The episodes typically begin with a first-hand account of the illness. In "Episode 68: Coccidioidomycosis: It's never a spider bite" for example, we meet a woman named Tori that, while out for a run one morning in Arizona, suddenly came down with Valley Fever, a fungal infection of the lung which had been caused by breathing in a fungal spore blowing around in a desert dust storm. This tiny little spore cost Tori one of her lungs and nearly her life, and as we learn from Erin and Erin as they nerd out on the disease's biology, treatments, prevalence, and history, it's a lot more common than was once known, possibly even being endemic to Washington State! Eeks!

One of my favorite summer activities used to be going to hot springs in Eastern Oregon. I might rethink that after listening to "Episode 74: Naegleria fowleri: The brain-eating amoeba." Though exceedingly rare, brain-eating amoebas, which are typically found in warm stagnant water, carry with them a nearly 99% mortality rate. Infections typically occur when warm water makes it up the nose, such as when jumping into a freshwater lake on a hot summer day, or using a neti pot with unboiled tap water. From the nose, they make it into your brain and peacefully coexist with your vital nerve cells...I'm just kidding, they eat your brain!

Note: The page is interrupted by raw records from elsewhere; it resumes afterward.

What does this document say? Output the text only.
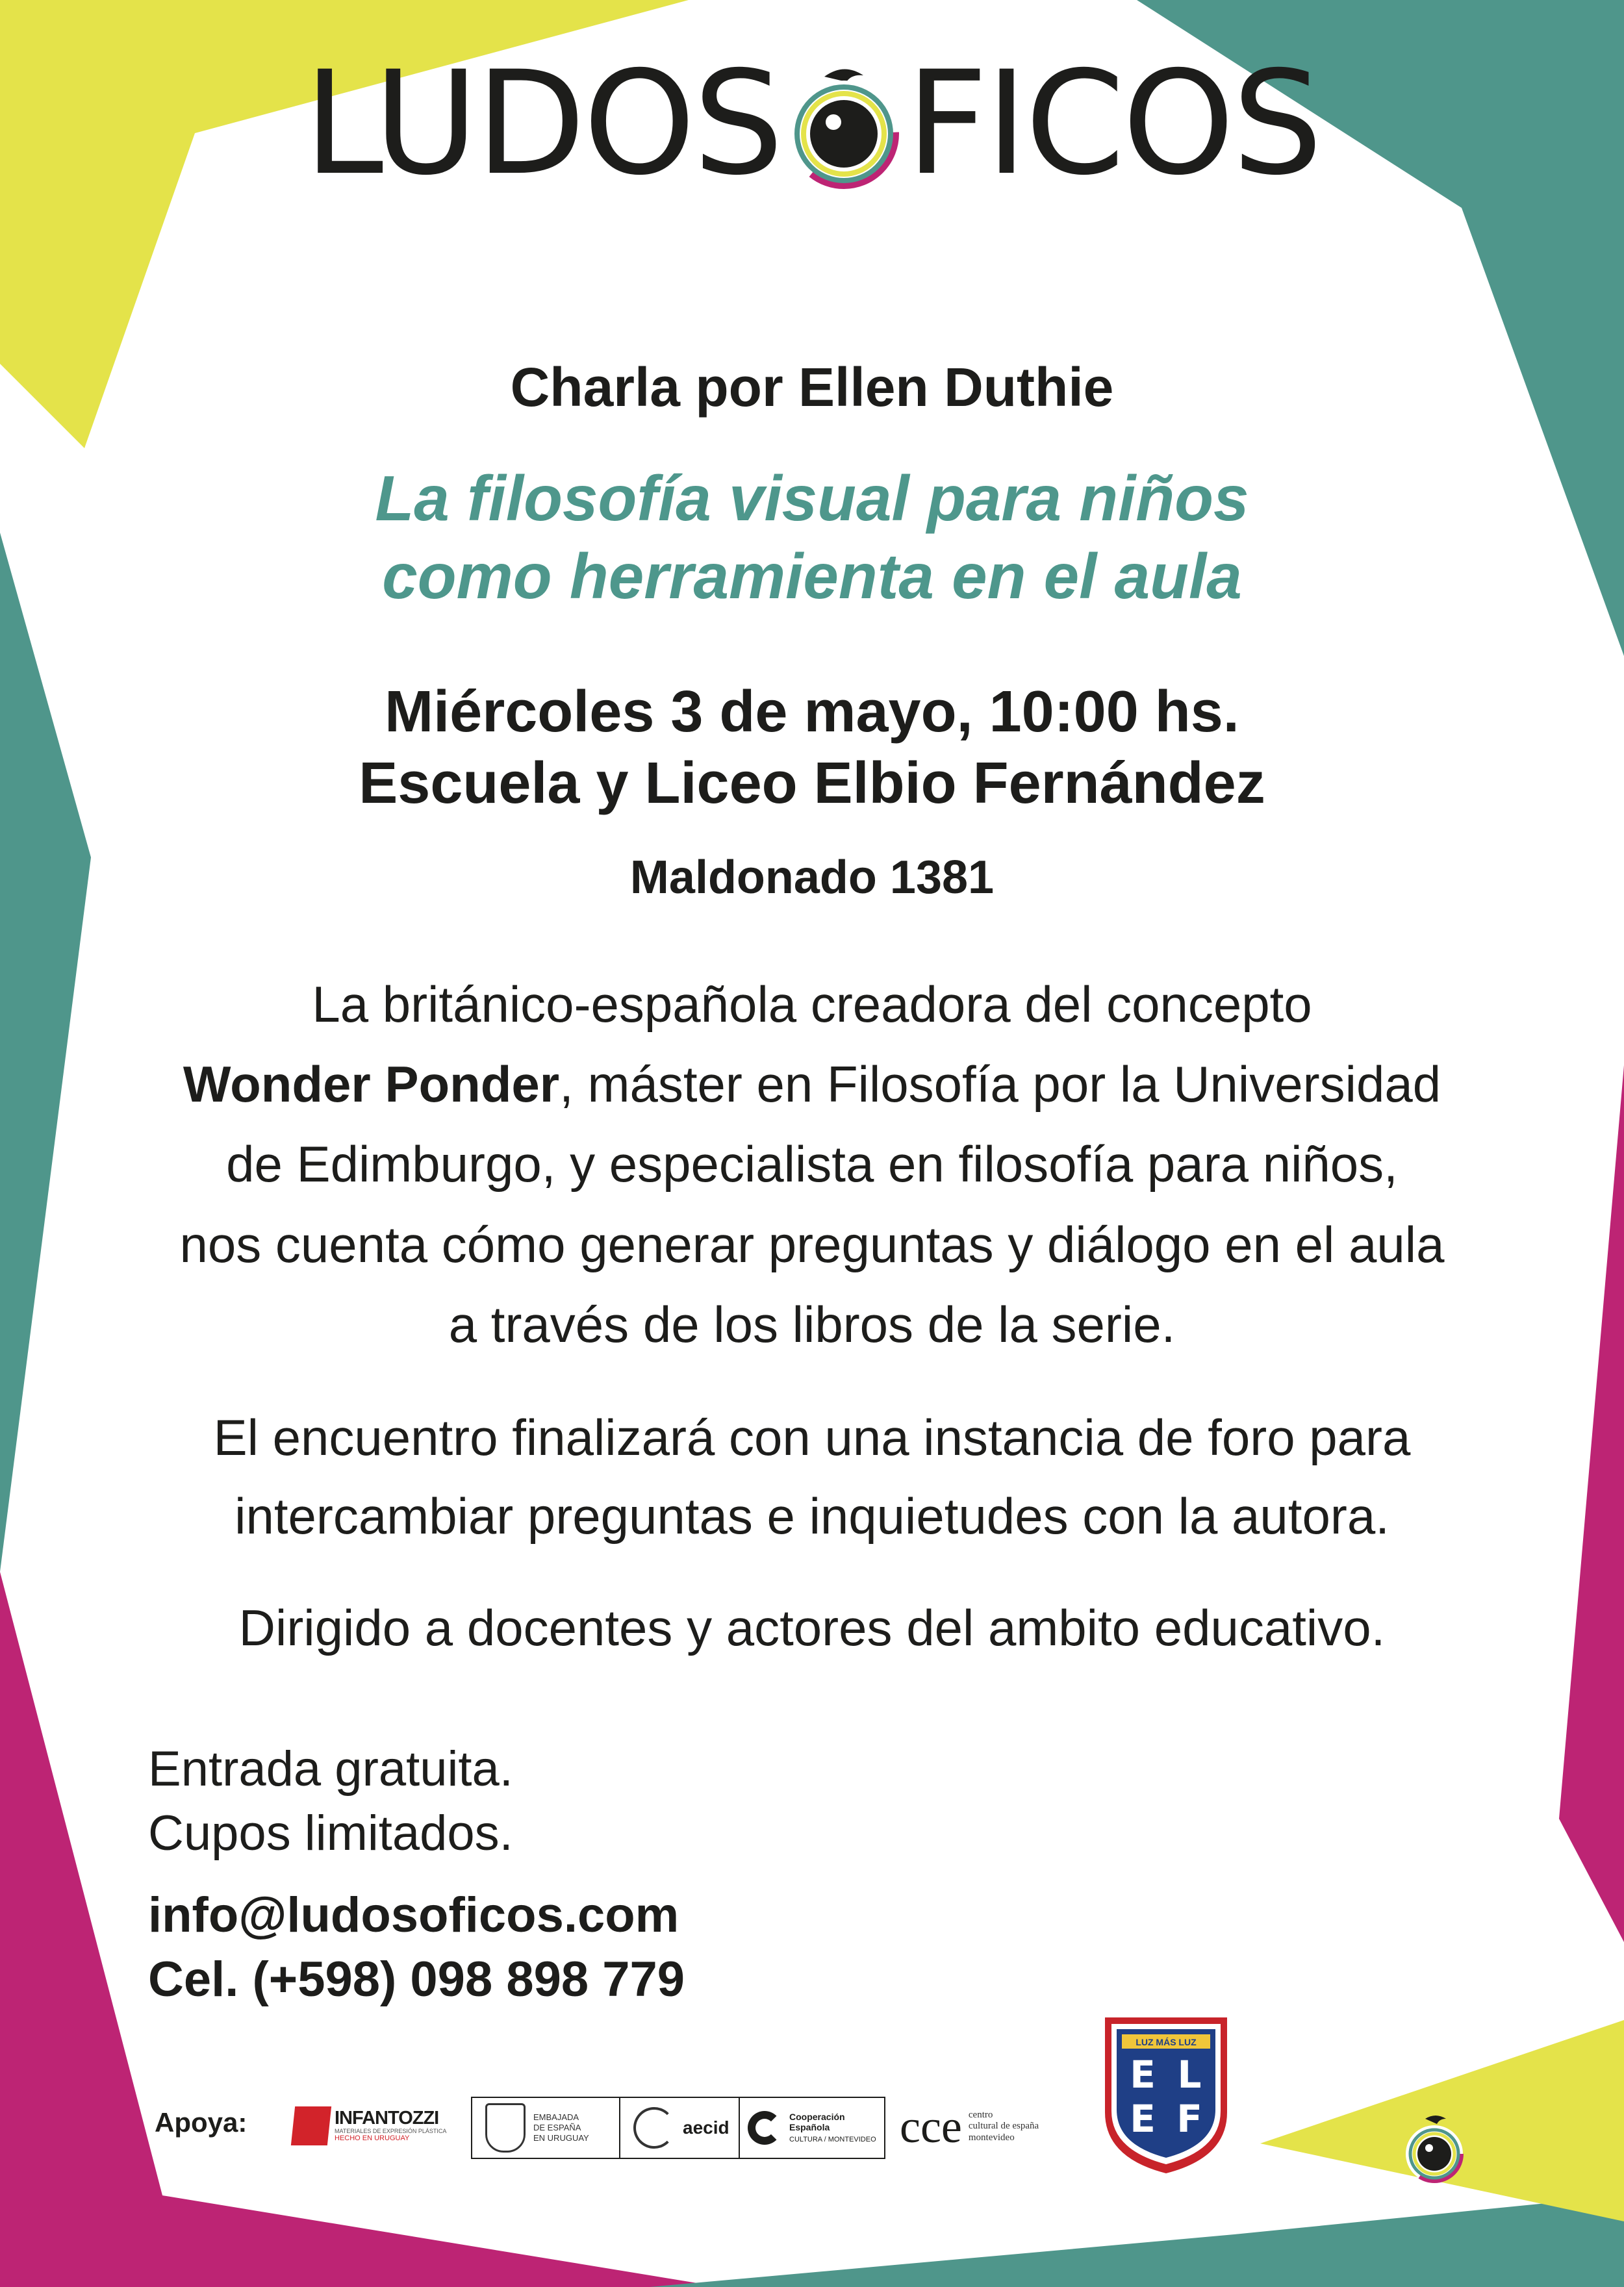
LUDOS FICOS
Charla por Ellen Duthie
La filosofía visual para niños
como herramienta en el aula
Miércoles 3 de mayo, 10:00 hs.
Escuela y Liceo Elbio Fernández
Maldonado 1381
La británico-española creadora del concepto
Wonder Ponder, máster en Filosofía por la Universidad
de Edimburgo, y especialista en filosofía para niños,
nos cuenta cómo generar preguntas y diálogo en el aula
a través de los libros de la serie.
El encuentro finalizará con una instancia de foro para
intercambiar preguntas e inquietudes con la autora.
Dirigido a docentes y actores del ambito educativo.
Entrada gratuita.
Cupos limitados.
info@ludosoficos.com
Cel. (+598) 098 898 779
Apoya:	INFANTOZZI
MATERIALES DE EXPRESIÓN PLÁSTICA
HECHO EN URUGUAY
EMBAJADA
DE ESPAÑA
EN URUGUAY
aecid
Cooperación
Española
CULTURA / MONTEVIDEO cce centro
cultural de españa
montevideo
LUZ MÁS LUZ
E L
E F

The first-hand accounts are like nature's true crime stories, and the history sections are fascinating (the head of one of the first known victims of Valley Fever, for example, is still preserved in a jar of formalin, and on display in a museum...yikes!). What truly makes this podcast worth your time though is the science. Nature is both beautiful and terrifying, and hearing two Ph.D. experts explain the why's and the how's of mysterious illnesses is more interesting than almost anything on TV (which is blurry and a bit difficult to see anyhow since moving into this plastic bubble).